Un caso drammatico sta sollevando l’ennesima denuncia sulle gravi criticità del sistema penitenziario e dei servizi socio-sanitari in Sardegna. Un ragazzo di 24 anni versa in una situazione di estremo disagio: nonostante un’ordinanza del gip che ne disponeva la scarcerazione e il trasferimento in una comunità terapeutica, continua a rimanere rinchiuso nel carcere di Uta, a Cagliari. L’ordinanza del giudice risale al 15 dicembre scorso, con un termine perentorio di 4 giorni per trovare una soluzione alternativa al carcere. Eppure, al momento, nessuna struttura si è resa disponibile ad accogliere il giovane. Le sue condizioni psichiche rendono la detenzione non solo illegale, ma potenzialmente pericolosa. Irene Testa, garante regionale delle persone private della libertà, lancia l’allarme con parole che suonano come un j’accuse al sistema: «Siamo di fronte a un’assurdità che calpesta ogni principio di umanità e giustizia. Un giovane con disagio psichiatrico continua a rimanere in carcere, nonostante un chiaro ordine di scarcerazione».

Tutti gli esperti, associazioni come Antigone e movimenti politici come il Partito radicale concordano su un fatto: il carcere rappresenta l’ambiente peggiore per un soggetto con problematiche psichiatriche. Il rischio di deterioramento psicologico e il pericolo di gesti estremi, incluso il suicidio, sono estremamente elevati. La mancanza di strutture adeguate non è solo un fallimento burocratico, ma una vera e propria emergenza umanitaria.

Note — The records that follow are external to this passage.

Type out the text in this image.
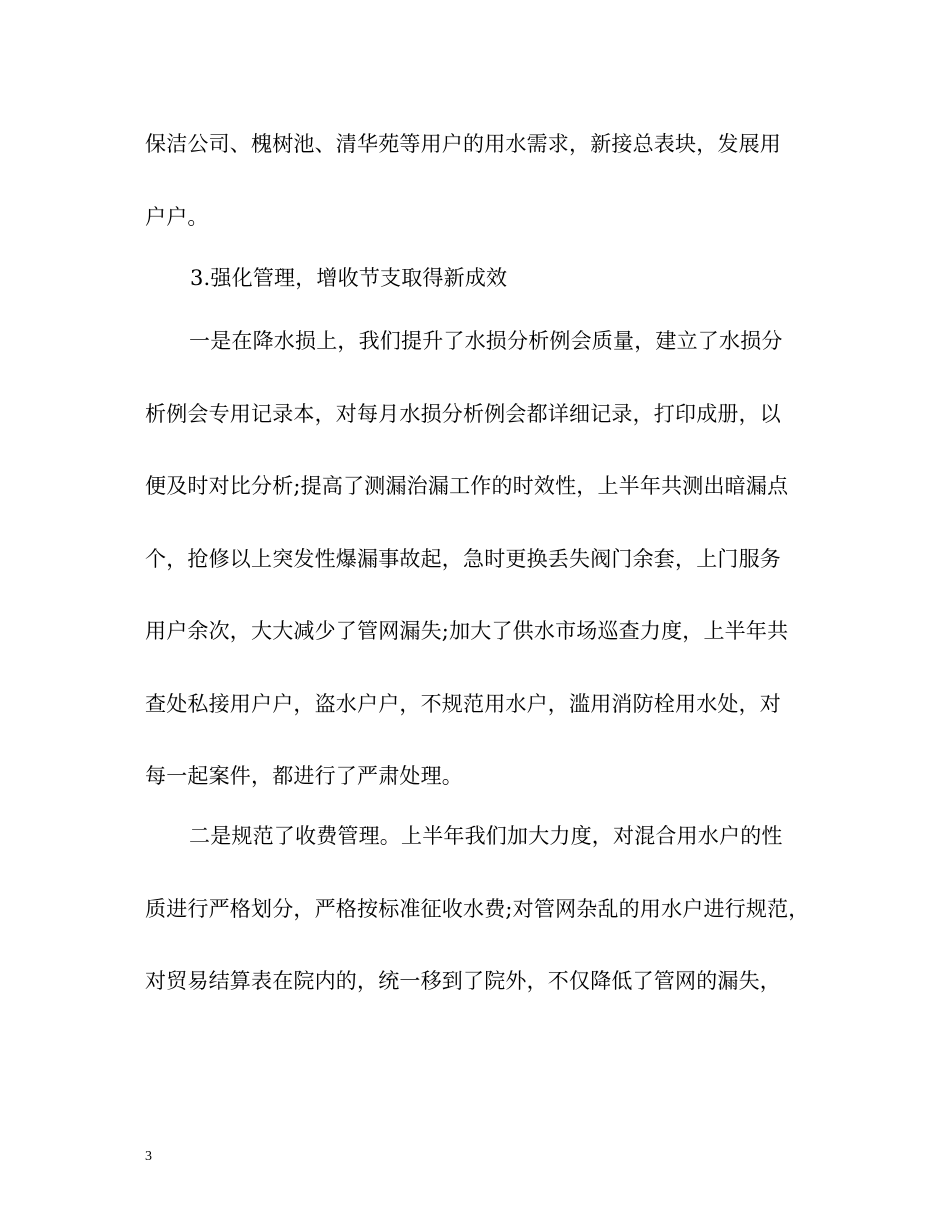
保洁公司、槐树池、清华苑等用户的用水需求，新接总表块，发展用
户户。
3.强化管理，增收节支取得新成效
一是在降水损上，我们提升了水损分析例会质量，建立了水损分
析例会专用记录本，对每月水损分析例会都详细记录，打印成册，以
便及时对比分析;提高了测漏治漏工作的时效性，上半年共测出暗漏点
个，抢修以上突发性爆漏事故起，急时更换丢失阀门余套，上门服务
用户余次，大大减少了管网漏失;加大了供水市场巡查力度，上半年共
查处私接用户户，盗水户户，不规范用水户，滥用消防栓用水处，对
每一起案件，都进行了严肃处理。
二是规范了收费管理。上半年我们加大力度，对混合用水户的性
质进行严格划分，严格按标准征收水费;对管网杂乱的用水户进行规范，
对贸易结算表在院内的，统一移到了院外，不仅降低了管网的漏失，
3
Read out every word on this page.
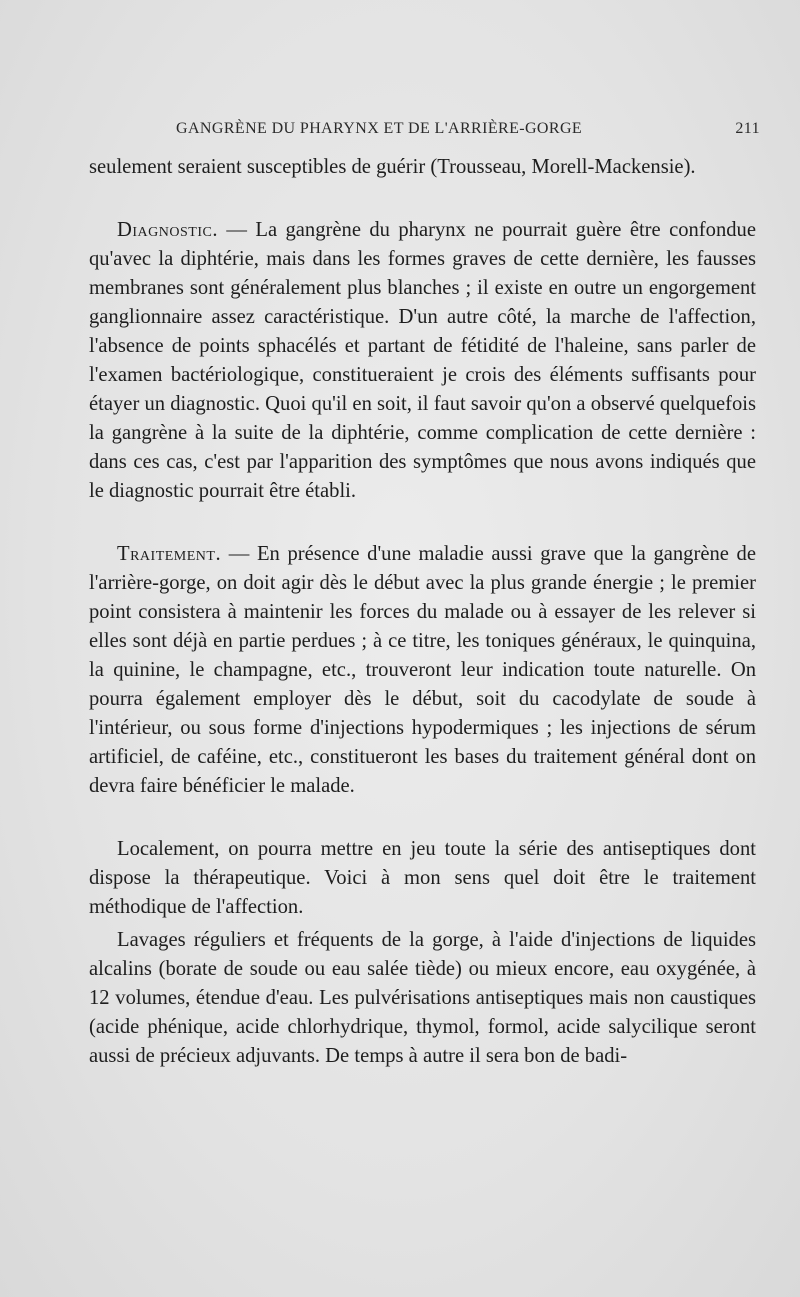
GANGRÈNE DU PHARYNX ET DE L'ARRIÈRE-GORGE	211

seulement seraient susceptibles de guérir (Trousseau, Morell-Mackensie).

Diagnostic. — La gangrène du pharynx ne pourrait guère être confondue qu'avec la diphtérie, mais dans les formes graves de cette dernière, les fausses membranes sont généralement plus blanches ; il existe en outre un engorgement ganglionnaire assez caractéristique. D'un autre côté, la marche de l'affection, l'absence de points sphacélés et partant de fétidité de l'haleine, sans parler de l'examen bactériologique, constitueraient je crois des éléments suffisants pour étayer un diagnostic. Quoi qu'il en soit, il faut savoir qu'on a observé quelquefois la gangrène à la suite de la diphtérie, comme complication de cette dernière : dans ces cas, c'est par l'apparition des symptômes que nous avons indiqués que le diagnostic pourrait être établi.

Traitement. — En présence d'une maladie aussi grave que la gangrène de l'arrière-gorge, on doit agir dès le début avec la plus grande énergie ; le premier point consistera à maintenir les forces du malade ou à essayer de les relever si elles sont déjà en partie perdues ; à ce titre, les toniques généraux, le quinquina, la quinine, le champagne, etc., trouveront leur indication toute naturelle. On pourra également employer dès le début, soit du cacodylate de soude à l'intérieur, ou sous forme d'injections hypodermiques ; les injections de sérum artificiel, de caféine, etc., constitueront les bases du traitement général dont on devra faire bénéficier le malade.

Localement, on pourra mettre en jeu toute la série des antiseptiques dont dispose la thérapeutique. Voici à mon sens quel doit être le traitement méthodique de l'affection.

Lavages réguliers et fréquents de la gorge, à l'aide d'injections de liquides alcalins (borate de soude ou eau salée tiède) ou mieux encore, eau oxygénée, à 12 volumes, étendue d'eau. Les pulvérisations antiseptiques mais non caustiques (acide phénique, acide chlorhydrique, thymol, formol, acide salycilique seront aussi de précieux adjuvants. De temps à autre il sera bon de badi-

La denuncia della garante Testa è chiara e pressante: «Le istituzioni devono attivarsi immediatamente. Se non esistono comunità disponibili, è necessario crearle urgentemente. Non possiamo permettere che un giovane sia abbandonato al proprio disagio, rinchiuso in un contesto che lo danneggia ulteriormente».

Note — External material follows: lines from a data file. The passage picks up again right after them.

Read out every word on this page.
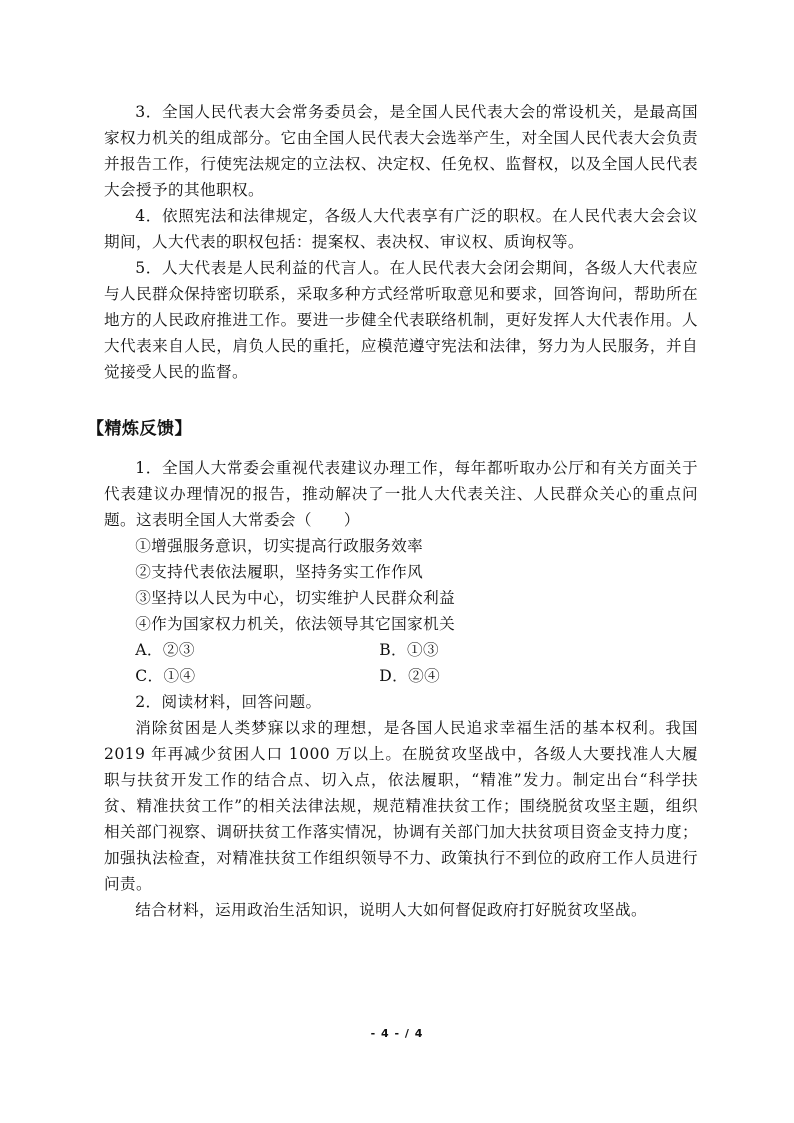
3．全国人民代表大会常务委员会，是全国人民代表大会的常设机关，是最高国家权力机关的组成部分。它由全国人民代表大会选举产生，对全国人民代表大会负责并报告工作，行使宪法规定的立法权、决定权、任免权、监督权，以及全国人民代表大会授予的其他职权。

4．依照宪法和法律规定，各级人大代表享有广泛的职权。在人民代表大会会议期间，人大代表的职权包括：提案权、表决权、审议权、质询权等。

5．人大代表是人民利益的代言人。在人民代表大会闭会期间，各级人大代表应与人民群众保持密切联系，采取多种方式经常听取意见和要求，回答询问，帮助所在地方的人民政府推进工作。要进一步健全代表联络机制，更好发挥人大代表作用。人大代表来自人民，肩负人民的重托，应模范遵守宪法和法律，努力为人民服务，并自觉接受人民的监督。

【精炼反馈】

1．全国人大常委会重视代表建议办理工作，每年都听取办公厅和有关方面关于代表建议办理情况的报告，推动解决了一批人大代表关注、人民群众关心的重点问题。这表明全国人大常委会（　　）

①增强服务意识，切实提高行政服务效率

②支持代表依法履职，坚持务实工作作风

③坚持以人民为中心，切实维护人民群众利益

④作为国家权力机关，依法领导其它国家机关

A．②③	B．①③
C．①④	D．②④

2．阅读材料，回答问题。

消除贫困是人类梦寐以求的理想，是各国人民追求幸福生活的基本权利。我国 2019 年再减少贫困人口 1000 万以上。在脱贫攻坚战中，各级人大要找准人大履职与扶贫开发工作的结合点、切入点，依法履职，“精准”发力。制定出台“科学扶贫、精准扶贫工作”的相关法律法规，规范精准扶贫工作；围绕脱贫攻坚主题，组织相关部门视察、调研扶贫工作落实情况，协调有关部门加大扶贫项目资金支持力度；加强执法检查，对精准扶贫工作组织领导不力、政策执行不到位的政府工作人员进行问责。

结合材料，运用政治生活知识，说明人大如何督促政府打好脱贫攻坚战。

- 4 - / 4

Questo caso rappresenta la punta dell’iceberg di un sistema che continua a fallire per le persone più vulnerabili. La mancanza di coordinamento tra Tribunali, servizi sanitari e strutture di accoglienza si traduce in una violazione sistematica dei diritti umani. E proprio nel carcere di Uta, ricorda la garante a Il Dubbio, un ragazzo di 27 anni si è suicidato. Anche lui aveva un disagio psichico, era in custodia cautelare e si trovava in carcere per il fallimento a vari livelli delle agenzie territoriali. Avrebbe dovuto essere ospitato da una comunità. Probabilmente non rientra nemmeno nei dati statistici del ministero, visto che è morto in ospedale dopo giorni di agonia.

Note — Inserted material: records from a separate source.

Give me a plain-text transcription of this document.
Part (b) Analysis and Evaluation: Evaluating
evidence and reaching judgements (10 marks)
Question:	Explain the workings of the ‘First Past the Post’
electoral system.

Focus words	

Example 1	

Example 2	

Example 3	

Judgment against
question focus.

Ma le criticità nel sistema penitenziario sardo non si fermano alla gestione dei detenuti con disagio psichico. Emerge ora un ulteriore allarme sulla continuità assistenziale nella Casa circondariale di Cagliari-Uta, denunciato da Maria Grazia Caligaris, presidente dell’associazione “Socialismo diritti riforme Odv”. Un conflitto interno ai servizi sanitari sta mettendo a rischio le cure dei detenuti. La situazione è aggravata dalla scarsa disponibilità di medici specialistici, costringendo a un continuo via vai di detenuti per esami urgenti, con notevoli difficoltà per la Polizia penitenziaria già oberata dalla carenza di personale.

La salute mentale non può essere un optional, tanto meno per i giovani. Ogni ritardo, ogni rinvio, ogni mancata presa in carico non è solo una sconfitta burocratica, ma un oltraggio alla dignità umana. È ora che le istituzioni ascoltino, agiscano, risolvano. Un giovane è in attesa di essere curato fuori dal carcere come stabilito da un giudice, non punito fino a quando decide di esalare l’ultimo respiro. Gli stessi agenti penitenziari non possono avere gli strumenti di un medico. E soprattutto, non possono essere lasciate sole le famiglie.